Aradan tam olarak kaç ay geçti bilmiyorum. O gün yaşadığımız yol ayrımından sonra gün gelip de seni yeniden düşüneceğimi sanmazdım. Üzeri karalanmış lise sıralarında başlayan, aslında başlayıp başlamadığı bile kocaman bir soru işareti olan, arkadaşlığımız, arkadaşlık olarak kalsaydı belki seninle hâlâ görüşüyor olurduk, ancak senin için hissettiklerim yine böyle olur muydu, hiç sanmıyorum. Gözlerimizin ilk karşılaşması da yine böyle bir sonbahar günü olmuştu, hatta yazdıkça canlanan anılar yardımıma koşuyor ve sanki artık daha net hatırlıyorum; o gün de yağmur vardı Antalya’da ve ben cam kenarında dışarıyı izlerken sen yanıma gelip, dışarının soğuğu ellerine işlemiş olmasına rağmen; “Yağmuru çok severim, her gün de yağsa şikayet etmem. Hele bir de sonbahardaysan ve o sonbaharı da Antalya’da yaşıyorsan...” demiştin. Ben de sadece bakıp gülümsemekle yetinmiştim. Antalya sevgin de büyüktü, bir aralar benden daha çok sevdiğini düşünüp kıskanmıştım Antalya’yı. Evet, yüzüne karşı söyle(ye)mediklerimi kendime söylüyordum. Bana yaklaştığında gönül penceremi hep açık bırakıyordum ve oradan da sana karşı hep soğuk rüzgârlar esiyordu ve sen bunu hissetmene rağmen sesini dahi çıkarmıyordun. Beni acıtan hep bu olsa da her şeye rağmen benden kopmanı istemiyordum. O zamanlar sanki bir oyunun içindeymişim gibi hissediyordum; oyunda bir avcı vardı ve bir de kurban. Galiba avcı hep ben oluyordum.

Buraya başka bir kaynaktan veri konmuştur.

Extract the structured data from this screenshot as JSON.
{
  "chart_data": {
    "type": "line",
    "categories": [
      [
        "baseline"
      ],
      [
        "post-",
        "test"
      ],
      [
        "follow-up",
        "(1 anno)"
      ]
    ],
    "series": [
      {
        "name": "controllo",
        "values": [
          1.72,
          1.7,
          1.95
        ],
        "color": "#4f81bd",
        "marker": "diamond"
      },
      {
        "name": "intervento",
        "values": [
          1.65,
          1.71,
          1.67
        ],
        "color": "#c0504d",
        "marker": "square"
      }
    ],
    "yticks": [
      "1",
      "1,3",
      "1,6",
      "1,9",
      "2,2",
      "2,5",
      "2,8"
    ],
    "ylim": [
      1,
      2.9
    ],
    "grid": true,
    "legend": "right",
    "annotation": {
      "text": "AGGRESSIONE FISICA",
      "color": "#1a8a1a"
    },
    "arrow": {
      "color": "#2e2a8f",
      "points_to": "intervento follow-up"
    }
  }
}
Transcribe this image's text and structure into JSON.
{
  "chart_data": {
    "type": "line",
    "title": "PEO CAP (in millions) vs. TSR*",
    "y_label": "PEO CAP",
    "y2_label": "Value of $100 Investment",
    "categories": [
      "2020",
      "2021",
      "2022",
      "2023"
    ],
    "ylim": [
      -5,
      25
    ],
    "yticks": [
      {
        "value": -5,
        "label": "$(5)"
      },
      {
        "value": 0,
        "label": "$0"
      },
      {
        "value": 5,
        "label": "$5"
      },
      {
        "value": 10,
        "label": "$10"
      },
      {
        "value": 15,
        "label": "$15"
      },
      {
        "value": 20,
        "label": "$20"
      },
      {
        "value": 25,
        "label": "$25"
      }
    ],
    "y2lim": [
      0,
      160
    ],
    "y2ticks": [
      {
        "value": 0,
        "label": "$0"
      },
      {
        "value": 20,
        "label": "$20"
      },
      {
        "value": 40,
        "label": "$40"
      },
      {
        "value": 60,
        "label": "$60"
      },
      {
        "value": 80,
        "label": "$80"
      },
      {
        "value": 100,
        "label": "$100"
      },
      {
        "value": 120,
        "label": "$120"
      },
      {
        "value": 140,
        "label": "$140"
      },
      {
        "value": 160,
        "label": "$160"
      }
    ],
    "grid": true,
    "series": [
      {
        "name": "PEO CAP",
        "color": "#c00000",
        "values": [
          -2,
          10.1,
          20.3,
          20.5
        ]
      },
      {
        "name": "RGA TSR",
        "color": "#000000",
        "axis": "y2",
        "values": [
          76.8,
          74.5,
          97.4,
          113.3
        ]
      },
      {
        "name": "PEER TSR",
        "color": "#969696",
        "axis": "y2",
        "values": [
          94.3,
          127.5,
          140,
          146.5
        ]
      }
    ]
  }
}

Zamanı gelince sana fırsat da verdim. “Hiç şüphesiz ki dünyanın en güzel yeri olan Antalya”nın bunda payı büyüktü. Yalan söyleyemem, sık sık yaptığımız Kaleiçi yürüyüşlerimizde güneşin batışını izlerken bana anlattığın komutan Attalos’un hikâyesi hâlâ aklımda, Attalos’un “Bana dünyadaki cenneti bulun!” emrine askerlerinin Antalya’yı işaret ettiği de... Sana seni yazarken seni bir kez daha kıskandım Antalya’dan. Hani deniz feneri tüm gece kendisinin olan okyanusa aşıktır ya yalnız, tüm gece kendisinin olur tüm derya. Sesini çıkarmaz, çok mutludur çünkü. Sonra ay yerini yavaş yavaş güneşe bırakır. Okyanusu sarı bir ışık aydınlatmaktadır gün boyu. Dalgalar ve tüm mavilikler karanlık çökene kadar güneşindir artık. Deniz feneri aşkının gün ışığıyla dansını izler acı içinde, ama yine suskundur çünkü onun mutluluğu aynı zamanda kendi mutluluğudur. Akşam olup da güneş batınca artık sadece kendisi ve engin okyanus vardır. Sevdiğini aydınlatmak, onu mutlu etmek fırsatı artık yalnız onun elindedir. Bazen kıskanır ama yeri gelince sevgilerin en büyüğünü elinden geldiğince yansıtmaya çalışır. Benim kıskançlığım da böyleydi işte, ne eksik ne de fazla. Yanlış anlama, tesellim de var aslında; çünkü biz seninle kısa süren serüvenimizi “sevdaların başkenti”nde yaşadık.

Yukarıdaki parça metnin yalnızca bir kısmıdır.